Il éclata de rire. Mais Jean d’Enneris l’approuva.

— Van Houben a raison, et nous devrions vous accompagner.

— Jamais de la vie, protesta Régine. Je tiens à ce que vous me disiez l’effet que je produis d’ici, et si je n’ai pas l’air trop godiche sur la scène de l’Opéra.

— Et puis, dit Van Houben, le brigadier de la sûreté Béchoux répond de tout.

— Vous connaissez donc Béchoux ? fit d’Enneris d’un air intéressé… Béchoux, le policier qui s’est rendu célèbre par sa collaboration avec le mystérieux Jim Barnett, de l’agence Jim Barnett et Cie ?…

— Ah ! il ne faut pas lui en parler, de ce maudit Barnett. Ça le rend malade. Il paraît que Barnett lui en a fait voir de toutes les couleurs !
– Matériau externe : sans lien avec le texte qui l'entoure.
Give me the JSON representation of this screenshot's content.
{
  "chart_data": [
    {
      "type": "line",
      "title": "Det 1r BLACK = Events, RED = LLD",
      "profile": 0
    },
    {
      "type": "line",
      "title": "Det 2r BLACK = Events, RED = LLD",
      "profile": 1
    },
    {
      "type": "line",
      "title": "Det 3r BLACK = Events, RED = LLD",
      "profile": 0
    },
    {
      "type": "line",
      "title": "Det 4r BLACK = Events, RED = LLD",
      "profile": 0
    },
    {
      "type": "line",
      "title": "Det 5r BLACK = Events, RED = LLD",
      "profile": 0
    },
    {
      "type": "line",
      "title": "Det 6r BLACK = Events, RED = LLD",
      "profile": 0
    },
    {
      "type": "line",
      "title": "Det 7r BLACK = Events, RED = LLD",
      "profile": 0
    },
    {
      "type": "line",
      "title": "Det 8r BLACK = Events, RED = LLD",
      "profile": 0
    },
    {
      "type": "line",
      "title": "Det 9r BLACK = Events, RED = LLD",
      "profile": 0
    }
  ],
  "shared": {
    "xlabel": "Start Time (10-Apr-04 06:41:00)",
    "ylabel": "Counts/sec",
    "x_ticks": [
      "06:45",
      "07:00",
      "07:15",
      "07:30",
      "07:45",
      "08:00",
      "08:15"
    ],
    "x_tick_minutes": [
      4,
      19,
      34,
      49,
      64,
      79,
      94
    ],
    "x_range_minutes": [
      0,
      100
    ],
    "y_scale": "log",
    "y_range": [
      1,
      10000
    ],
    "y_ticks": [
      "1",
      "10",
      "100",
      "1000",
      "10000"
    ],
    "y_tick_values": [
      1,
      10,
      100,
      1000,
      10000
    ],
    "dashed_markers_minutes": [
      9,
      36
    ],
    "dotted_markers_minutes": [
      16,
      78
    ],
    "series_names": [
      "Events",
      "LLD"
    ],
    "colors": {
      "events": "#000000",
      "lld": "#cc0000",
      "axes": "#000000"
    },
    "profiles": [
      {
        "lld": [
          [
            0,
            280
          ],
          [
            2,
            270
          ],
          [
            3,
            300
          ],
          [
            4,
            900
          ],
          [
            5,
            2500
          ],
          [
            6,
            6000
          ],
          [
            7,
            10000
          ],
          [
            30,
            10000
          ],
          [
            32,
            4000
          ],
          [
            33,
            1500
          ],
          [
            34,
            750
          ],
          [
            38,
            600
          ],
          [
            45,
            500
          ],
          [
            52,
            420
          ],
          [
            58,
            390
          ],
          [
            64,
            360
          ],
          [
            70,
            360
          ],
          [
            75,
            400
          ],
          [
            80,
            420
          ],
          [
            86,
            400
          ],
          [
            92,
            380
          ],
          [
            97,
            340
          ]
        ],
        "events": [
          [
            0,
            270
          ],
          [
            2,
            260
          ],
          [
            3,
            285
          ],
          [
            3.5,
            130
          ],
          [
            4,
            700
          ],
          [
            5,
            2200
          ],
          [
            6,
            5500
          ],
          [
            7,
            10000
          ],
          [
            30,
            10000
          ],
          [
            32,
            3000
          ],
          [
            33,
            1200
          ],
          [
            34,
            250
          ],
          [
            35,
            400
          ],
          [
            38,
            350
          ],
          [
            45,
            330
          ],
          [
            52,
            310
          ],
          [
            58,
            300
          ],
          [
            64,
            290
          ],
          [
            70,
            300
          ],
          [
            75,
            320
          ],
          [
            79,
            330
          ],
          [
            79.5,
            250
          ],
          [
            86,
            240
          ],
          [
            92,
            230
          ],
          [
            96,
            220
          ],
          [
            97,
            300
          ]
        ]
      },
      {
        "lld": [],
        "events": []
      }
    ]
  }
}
— Oui, j’ai entendu parler de cela… L’histoire de l’homme aux dents d’or ? et les douze Africaines de Béchoux ?[1] Alors c’est Béchoux qui a organisé la défense de vos diamants ?

— Oui, il partait en voyage pour une dizaine de jours. Mais il m’a engagé à prix d’or trois anciens policiers, des gaillards qui veillent à la porte.

D’Enneris observa :

— Vous auriez engagé un régiment que cela ne suffirait pas pour déjouer certaines ruses…

Régine s’en était allée et, flanquée de ses détectives, sortait de la salle et pénétrait dans les coulisses. Comme elle passait au onzième tour et qu’il y avait un léger intervalle après la dixième concurrente, une attente presque solennelle précéda son entrée. Le silence s’établit. Les attitudes se fixèrent. Et soudain une formidable acclamation : Régine s’avançait.